LE THÉÂTRE de Philippe Tesson
Pierre Arditi et Michel Leeb composent un merveilleux numéro d’acteurs dans la nouvelle comédie de Philippe Claudel.
On ne comprend pas très bien pourquoi Philippe Claudel a titré Compromis sa nouvelle pièce. Certes, le rideau s’ouvre sur un appartement au moment de la signature d’un contrat de vente, mais c’est à une tout autre cérémonie que nous allons assister : un happening au demeurant très amusant entre le vendeur de l’appartement et l’un de ses amis qu’il a invité pour assister à la formalité, sans qu’il soit question de compromis ni entre ces deux hommes, ni entre eux-mêmes et l’acheteur. L’auteur fait dire au dénouement de la pièce par ses personnages que « l’amitié se nourrit de compromis » et que ceux-ci « ne sont pas des reniements ni des trahisons, ce sont des preuves d’amour », mais ce n’est pas vraiment ce que nous avions compris. Nous avons cru en effet assister à une sorte de tragi-comédie sur le thème de l’usure de l’amitié du fait du temps, de l’érosion naturelle des sentiments, de la jalousie et autres faiblesses humaines, et c’est très bien ainsi. Il ne nous est pas apparu que Denis et Martin, les deux amis en question, avaient fait des compromis pour sauvegarder leur relation. Nous avons vu en eux des êtres médiocres, c’est-à-dire banals, le premier, acteur raté, le second, écrivain approximatif, amers et volontiers vulgaires, envieux l’un de l’autre et se cachant à peine du mépris dans lequel ils se tiennent l’un vis-à-vis de l’autre, c’est-à-dire sans avoir besoin de compromis pour se supporter, ce qui est le comble de l’inélégance et de la franchise.

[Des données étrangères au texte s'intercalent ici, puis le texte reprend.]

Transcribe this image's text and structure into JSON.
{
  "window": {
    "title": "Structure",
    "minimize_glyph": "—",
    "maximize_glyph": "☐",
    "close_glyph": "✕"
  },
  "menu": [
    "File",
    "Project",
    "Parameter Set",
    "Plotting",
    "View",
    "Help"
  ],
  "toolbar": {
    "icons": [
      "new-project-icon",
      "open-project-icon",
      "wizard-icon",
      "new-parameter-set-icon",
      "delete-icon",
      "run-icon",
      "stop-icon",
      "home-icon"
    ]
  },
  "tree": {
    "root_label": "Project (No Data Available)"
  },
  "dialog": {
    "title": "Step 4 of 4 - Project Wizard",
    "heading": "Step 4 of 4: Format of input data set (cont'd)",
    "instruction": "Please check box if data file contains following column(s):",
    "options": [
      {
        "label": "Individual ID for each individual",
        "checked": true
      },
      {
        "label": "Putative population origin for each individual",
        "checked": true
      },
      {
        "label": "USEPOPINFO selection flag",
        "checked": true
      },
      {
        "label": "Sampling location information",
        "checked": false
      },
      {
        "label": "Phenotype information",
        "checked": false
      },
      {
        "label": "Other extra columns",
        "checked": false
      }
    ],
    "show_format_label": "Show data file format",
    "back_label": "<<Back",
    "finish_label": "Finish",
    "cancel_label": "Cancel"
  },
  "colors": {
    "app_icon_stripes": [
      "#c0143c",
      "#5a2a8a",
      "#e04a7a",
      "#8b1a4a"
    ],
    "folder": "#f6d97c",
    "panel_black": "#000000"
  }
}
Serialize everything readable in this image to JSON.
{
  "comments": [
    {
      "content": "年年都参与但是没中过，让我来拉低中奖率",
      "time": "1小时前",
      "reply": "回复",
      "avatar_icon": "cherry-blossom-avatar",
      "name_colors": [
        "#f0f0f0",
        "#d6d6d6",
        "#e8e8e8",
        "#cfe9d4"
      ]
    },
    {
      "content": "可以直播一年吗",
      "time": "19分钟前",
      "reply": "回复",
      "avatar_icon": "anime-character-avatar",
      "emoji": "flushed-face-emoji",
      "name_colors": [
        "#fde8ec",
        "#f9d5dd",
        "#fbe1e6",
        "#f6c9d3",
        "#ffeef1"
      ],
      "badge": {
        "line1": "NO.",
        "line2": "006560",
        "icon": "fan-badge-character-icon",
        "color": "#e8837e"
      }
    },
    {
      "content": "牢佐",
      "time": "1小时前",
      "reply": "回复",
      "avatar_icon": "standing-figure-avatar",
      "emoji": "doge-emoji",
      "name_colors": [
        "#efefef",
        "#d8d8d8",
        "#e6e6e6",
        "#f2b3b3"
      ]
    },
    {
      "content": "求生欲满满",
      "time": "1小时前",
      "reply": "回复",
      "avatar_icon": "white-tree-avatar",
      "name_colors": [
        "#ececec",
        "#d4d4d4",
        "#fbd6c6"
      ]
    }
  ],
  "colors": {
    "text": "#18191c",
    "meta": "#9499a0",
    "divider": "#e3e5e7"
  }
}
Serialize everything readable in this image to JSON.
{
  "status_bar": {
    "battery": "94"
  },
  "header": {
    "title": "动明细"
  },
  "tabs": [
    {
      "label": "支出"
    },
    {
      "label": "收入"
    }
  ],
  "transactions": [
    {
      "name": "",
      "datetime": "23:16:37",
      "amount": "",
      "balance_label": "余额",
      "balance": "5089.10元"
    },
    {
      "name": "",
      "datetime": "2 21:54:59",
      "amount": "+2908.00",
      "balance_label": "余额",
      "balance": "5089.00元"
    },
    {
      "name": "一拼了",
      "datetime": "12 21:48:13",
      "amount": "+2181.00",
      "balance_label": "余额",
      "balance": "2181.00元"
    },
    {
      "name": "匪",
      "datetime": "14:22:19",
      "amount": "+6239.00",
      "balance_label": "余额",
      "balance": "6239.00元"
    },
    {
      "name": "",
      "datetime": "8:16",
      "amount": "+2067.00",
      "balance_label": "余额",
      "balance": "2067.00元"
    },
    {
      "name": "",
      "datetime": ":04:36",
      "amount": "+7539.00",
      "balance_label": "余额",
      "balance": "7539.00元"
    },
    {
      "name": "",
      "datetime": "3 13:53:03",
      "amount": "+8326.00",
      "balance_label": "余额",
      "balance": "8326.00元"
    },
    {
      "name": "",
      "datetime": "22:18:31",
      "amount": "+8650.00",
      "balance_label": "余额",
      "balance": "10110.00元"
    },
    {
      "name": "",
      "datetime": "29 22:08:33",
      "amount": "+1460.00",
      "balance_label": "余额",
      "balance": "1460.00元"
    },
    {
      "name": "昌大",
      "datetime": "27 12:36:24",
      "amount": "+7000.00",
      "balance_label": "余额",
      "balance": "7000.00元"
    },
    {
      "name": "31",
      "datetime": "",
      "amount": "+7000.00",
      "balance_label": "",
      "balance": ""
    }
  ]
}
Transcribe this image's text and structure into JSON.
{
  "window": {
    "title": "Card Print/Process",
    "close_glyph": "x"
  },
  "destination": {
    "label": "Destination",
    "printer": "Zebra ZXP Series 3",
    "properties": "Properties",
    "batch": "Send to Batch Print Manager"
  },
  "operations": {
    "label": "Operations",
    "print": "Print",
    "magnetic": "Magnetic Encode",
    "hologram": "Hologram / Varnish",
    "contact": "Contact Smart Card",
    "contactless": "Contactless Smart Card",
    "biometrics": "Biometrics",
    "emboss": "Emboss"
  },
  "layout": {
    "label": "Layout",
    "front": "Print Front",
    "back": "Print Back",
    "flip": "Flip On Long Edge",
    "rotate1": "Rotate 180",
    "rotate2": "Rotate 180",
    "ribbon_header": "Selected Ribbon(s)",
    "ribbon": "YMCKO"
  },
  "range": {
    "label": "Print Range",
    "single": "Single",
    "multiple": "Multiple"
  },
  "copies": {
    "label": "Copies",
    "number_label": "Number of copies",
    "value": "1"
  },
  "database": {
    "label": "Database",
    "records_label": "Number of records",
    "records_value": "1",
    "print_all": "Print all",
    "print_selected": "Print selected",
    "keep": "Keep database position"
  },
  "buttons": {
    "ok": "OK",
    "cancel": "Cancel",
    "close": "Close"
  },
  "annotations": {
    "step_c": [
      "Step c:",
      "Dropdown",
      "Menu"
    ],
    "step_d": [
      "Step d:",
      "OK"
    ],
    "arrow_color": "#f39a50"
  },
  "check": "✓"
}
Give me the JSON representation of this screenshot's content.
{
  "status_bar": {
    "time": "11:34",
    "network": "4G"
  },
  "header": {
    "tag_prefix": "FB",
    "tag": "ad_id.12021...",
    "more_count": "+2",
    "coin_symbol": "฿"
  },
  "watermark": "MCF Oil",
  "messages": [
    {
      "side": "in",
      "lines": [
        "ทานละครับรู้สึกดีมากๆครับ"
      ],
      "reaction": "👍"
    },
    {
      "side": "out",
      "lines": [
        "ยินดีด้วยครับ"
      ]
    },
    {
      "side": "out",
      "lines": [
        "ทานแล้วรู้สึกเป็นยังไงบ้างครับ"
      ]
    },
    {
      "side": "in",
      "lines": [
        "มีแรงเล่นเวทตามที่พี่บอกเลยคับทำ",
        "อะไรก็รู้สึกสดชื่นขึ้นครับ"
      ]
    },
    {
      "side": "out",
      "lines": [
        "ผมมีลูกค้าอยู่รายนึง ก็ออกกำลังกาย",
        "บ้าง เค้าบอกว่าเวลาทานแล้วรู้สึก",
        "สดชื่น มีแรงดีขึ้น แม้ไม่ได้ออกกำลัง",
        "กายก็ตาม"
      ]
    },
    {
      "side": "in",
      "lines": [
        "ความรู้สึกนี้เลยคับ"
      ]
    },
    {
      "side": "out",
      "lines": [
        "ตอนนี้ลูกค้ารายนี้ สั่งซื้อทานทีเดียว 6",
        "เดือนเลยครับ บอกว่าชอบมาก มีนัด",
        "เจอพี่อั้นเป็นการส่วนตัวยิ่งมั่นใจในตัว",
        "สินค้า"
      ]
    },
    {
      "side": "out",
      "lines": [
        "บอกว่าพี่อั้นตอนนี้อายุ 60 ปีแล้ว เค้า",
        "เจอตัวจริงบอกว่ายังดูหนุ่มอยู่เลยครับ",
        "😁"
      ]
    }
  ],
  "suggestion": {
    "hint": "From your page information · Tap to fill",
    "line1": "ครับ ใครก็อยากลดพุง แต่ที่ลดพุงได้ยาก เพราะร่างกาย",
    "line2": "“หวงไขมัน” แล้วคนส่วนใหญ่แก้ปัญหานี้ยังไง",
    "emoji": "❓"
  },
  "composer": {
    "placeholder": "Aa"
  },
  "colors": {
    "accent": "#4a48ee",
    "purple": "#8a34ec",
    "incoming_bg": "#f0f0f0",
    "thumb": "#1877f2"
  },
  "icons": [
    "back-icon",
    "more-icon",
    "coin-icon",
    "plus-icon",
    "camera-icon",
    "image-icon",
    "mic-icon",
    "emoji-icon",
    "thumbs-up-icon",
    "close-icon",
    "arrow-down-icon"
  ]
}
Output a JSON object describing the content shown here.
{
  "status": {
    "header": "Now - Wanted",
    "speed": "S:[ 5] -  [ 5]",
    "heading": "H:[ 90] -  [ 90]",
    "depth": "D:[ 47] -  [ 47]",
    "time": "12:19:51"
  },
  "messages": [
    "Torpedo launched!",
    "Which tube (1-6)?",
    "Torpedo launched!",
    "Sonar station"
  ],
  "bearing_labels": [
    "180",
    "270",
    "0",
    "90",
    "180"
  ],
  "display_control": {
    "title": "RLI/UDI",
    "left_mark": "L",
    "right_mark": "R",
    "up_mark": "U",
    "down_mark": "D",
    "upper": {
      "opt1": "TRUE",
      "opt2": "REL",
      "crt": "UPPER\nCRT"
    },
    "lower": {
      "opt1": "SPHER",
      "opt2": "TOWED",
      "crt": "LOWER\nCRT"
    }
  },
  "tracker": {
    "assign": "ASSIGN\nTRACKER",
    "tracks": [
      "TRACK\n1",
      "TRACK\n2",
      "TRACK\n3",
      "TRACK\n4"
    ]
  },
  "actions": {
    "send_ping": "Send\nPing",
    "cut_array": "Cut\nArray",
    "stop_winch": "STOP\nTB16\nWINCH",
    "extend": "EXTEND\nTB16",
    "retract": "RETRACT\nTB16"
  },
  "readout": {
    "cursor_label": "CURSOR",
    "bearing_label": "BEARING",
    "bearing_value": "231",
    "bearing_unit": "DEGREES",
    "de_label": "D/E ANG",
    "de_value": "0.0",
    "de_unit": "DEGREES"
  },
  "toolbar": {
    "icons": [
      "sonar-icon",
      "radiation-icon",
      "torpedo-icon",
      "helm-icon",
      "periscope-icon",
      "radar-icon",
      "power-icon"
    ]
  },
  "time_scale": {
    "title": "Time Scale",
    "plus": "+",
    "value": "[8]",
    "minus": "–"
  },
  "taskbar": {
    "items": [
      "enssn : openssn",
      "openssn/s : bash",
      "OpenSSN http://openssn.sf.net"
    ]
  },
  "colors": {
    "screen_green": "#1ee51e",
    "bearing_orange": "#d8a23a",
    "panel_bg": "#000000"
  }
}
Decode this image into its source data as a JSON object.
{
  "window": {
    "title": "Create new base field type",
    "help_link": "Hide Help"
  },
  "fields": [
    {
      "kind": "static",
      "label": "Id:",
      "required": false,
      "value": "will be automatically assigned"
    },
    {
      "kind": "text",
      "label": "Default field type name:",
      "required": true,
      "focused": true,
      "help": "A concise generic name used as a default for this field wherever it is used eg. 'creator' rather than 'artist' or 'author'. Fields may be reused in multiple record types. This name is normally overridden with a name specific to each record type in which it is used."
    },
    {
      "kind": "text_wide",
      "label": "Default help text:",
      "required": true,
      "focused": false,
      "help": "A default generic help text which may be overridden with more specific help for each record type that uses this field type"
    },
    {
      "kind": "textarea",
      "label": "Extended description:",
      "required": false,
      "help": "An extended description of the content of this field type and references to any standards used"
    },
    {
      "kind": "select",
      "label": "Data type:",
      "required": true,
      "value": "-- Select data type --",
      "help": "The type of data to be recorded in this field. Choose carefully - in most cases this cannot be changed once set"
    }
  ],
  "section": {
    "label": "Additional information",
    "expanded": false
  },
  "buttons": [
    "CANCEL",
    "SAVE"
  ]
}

L’essentiel est que nous ayons pris du plaisir à ce spectacle. La peinture du monde culturel que dresse l’auteur est plaisante. Philippe Claudel est un satiriste authentique et sans pitié. Il n’était peut-être pas utile d’ajouter à ses portraits acérés un contrepoint politique aussi précis que le contexte des années Mitterrand. Et, si la première partie de la pièce est un peu longue, la seconde, où les deux amis se livrent à une extravagante démonstration, est savoureuse.
Il est vrai que nous avons en scène trois comédiens hors du commun. Outre l’inconnu Stéphane Pezerat, épatant dans le rôle de l’innocent du village, les deux autres sont en revanche des chevaux de retour dont on n’attendait pas moins que ce qu’ils offrent ici dans des rôles taillés pour eux : Michel Leeb, ses trop bons sentiments, sa vertu aléatoire, son instinct comique irrésistible ; et Pierre Arditi, la perversité incarnée, le charme vénéneux, plus vrai encore que nature. Compromis, de Ph. Claudel. Mise en scène de B. Murat. Avec P. Arditi, M. Leeb et S. Pezerat. Théâtre des Nouveautés, Paris IXe (01.47.70.52.76).